By Jason Menard
So the legendary Pete Rose has finally come forth and admitted what most of us already suspected – that he bet on baseball. And now it’s expected that all will be forgiven and let’s roll out the welcome mat to the Hall of Fame for Charlie Hustle.
I’m sorry if I don’t buy it. Charlie Hustle he may have been, but now he’s more Charlie Hustler.
Perhaps I’m just a cynic, but this confession of guilt and the pleading mea culpa would have rang far more true if it didn’t coincide – and feature prominently in – his latest autobiography. Perhaps I’d be more charitable if this ending of this 14-year farce didn’t come as Rose was running out of eligibility for Hall of Fame voting. Oh sure, he would have been voted in by the Veteran’s Committee, but I can’t believe that Rose’s ego would allow him – a sure first-ballot entrant – to enter through the back door.

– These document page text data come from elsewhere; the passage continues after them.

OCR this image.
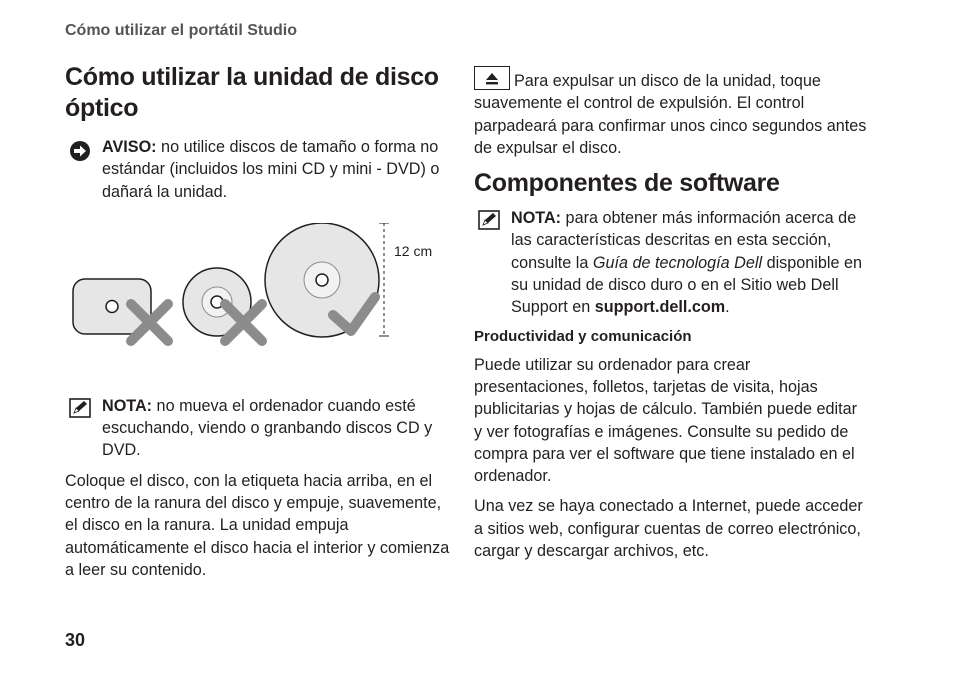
Cómo utilizar el portátil Studio
Cómo utilizar la unidad de disco óptico

AVISO: no utilice discos de tamaño o forma no estándar (incluidos los mini CD y mini - DVD) o dañará la unidad.

12 cm

NOTA: no mueva el ordenador cuando esté escuchando, viendo o granbando discos CD y DVD.

Coloque el disco, con la etiqueta hacia arriba, en el centro de la ranura del disco y empuje, suavemente, el disco en la ranura. La unidad empuja automáticamente el disco hacia el interior y comienza a leer su contenido.

Para expulsar un disco de la unidad, toque suavemente el control de expulsión. El control parpadeará para confirmar unos cinco segundos antes de expulsar el disco.

Componentes de software

NOTA: para obtener más información acerca de las características descritas en esta sección, consulte la Guía de tecnología Dell disponible en su unidad de disco duro o en el Sitio web Dell Support en support.dell.com.

Productividad y comunicación

Puede utilizar su ordenador para crear presentaciones, folletos, tarjetas de visita, hojas publicitarias y hojas de cálculo. También puede editar y ver fotografías e imágenes. Consulte su pedido de compra para ver el software que tiene instalado en el ordenador.

Una vez se haya conectado a Internet, puede acceder a sitios web, configurar cuentas de correo electrónico, cargar y descargar archivos, etc.

30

No matter what he says now. No matter how hard he tries to play the victim, now — more than ever — I firmly believe Pete Rose should not be reinstated and eligible for the Hall of Fame.
Many people will argue that people who have committed far worse transgressions against humanity find themselves enshrined in Cooperstown, to which I’ll wholeheartedly agree. But I also firmly believe that what a person does outside of the game should not be a factor in judging their worthiness for enshrinement.
Despite what many try to make athletes out to be, they are not role models and should not be judged as such. They are humans, subject to the same weaknesses and foibles as the rest of us.
The problem with Rose, ironically, is not so much his gambling but the way he’s chosen to make a mockery of the game he professes to love so much. Gambling on baseball, while a mindnumbingly stupid thing to do would probably have been a forgivable transgression given time. However, telling bold-faced lies and attempting to tarnish the credibility of those who lobbied the initial accusations against him is unforgivable. This farce has done more damage to the game than place a few bets ever would have.
I don’t deny that Rose had – or may still have – a serious gambling problem. And yes, it is an addiction. But Rose has yet to take the biggest step in beating his demons – accepting full responsibility for his actions. As he has for much of the past decade and a half, he’s looking for scapegoats upon which to pin the blame for his current troubles.
He says things like gambling was a way to replace the high that he missed from competition. And while that may be true, thousands of players, all of whom shared a competitive drive, found other outlets to satisfy their thirst for “the rush.”
Had Rose admitted he made a mistake at the time, it’s true he probably would have been suspended for life. But had he fessed up, accepted his punishment, and got on with his life, he would have eventually become a sympathetic character is this sad drama. Our society is very forgiving when it comes to its idols, and it only would have been a matter of time before fan pressures would have built up to the point where the baseball establishment wouldn’t have had any choice to let him back in.
As it stands now, his 14-year history of lying has made a mockery of the game and should be the factor that stands between continued exile and reinstatement.
There are those who will say that baseball commissioner Bud Selig insinuating that all will be forgiven should Rose simply fess up obligates him to reinstating Rose are wrong. All Selig has to do is turn around and say, “Sorry Pete, I lied.”
After 14 years, that’s a concept that Rose is sure to understand.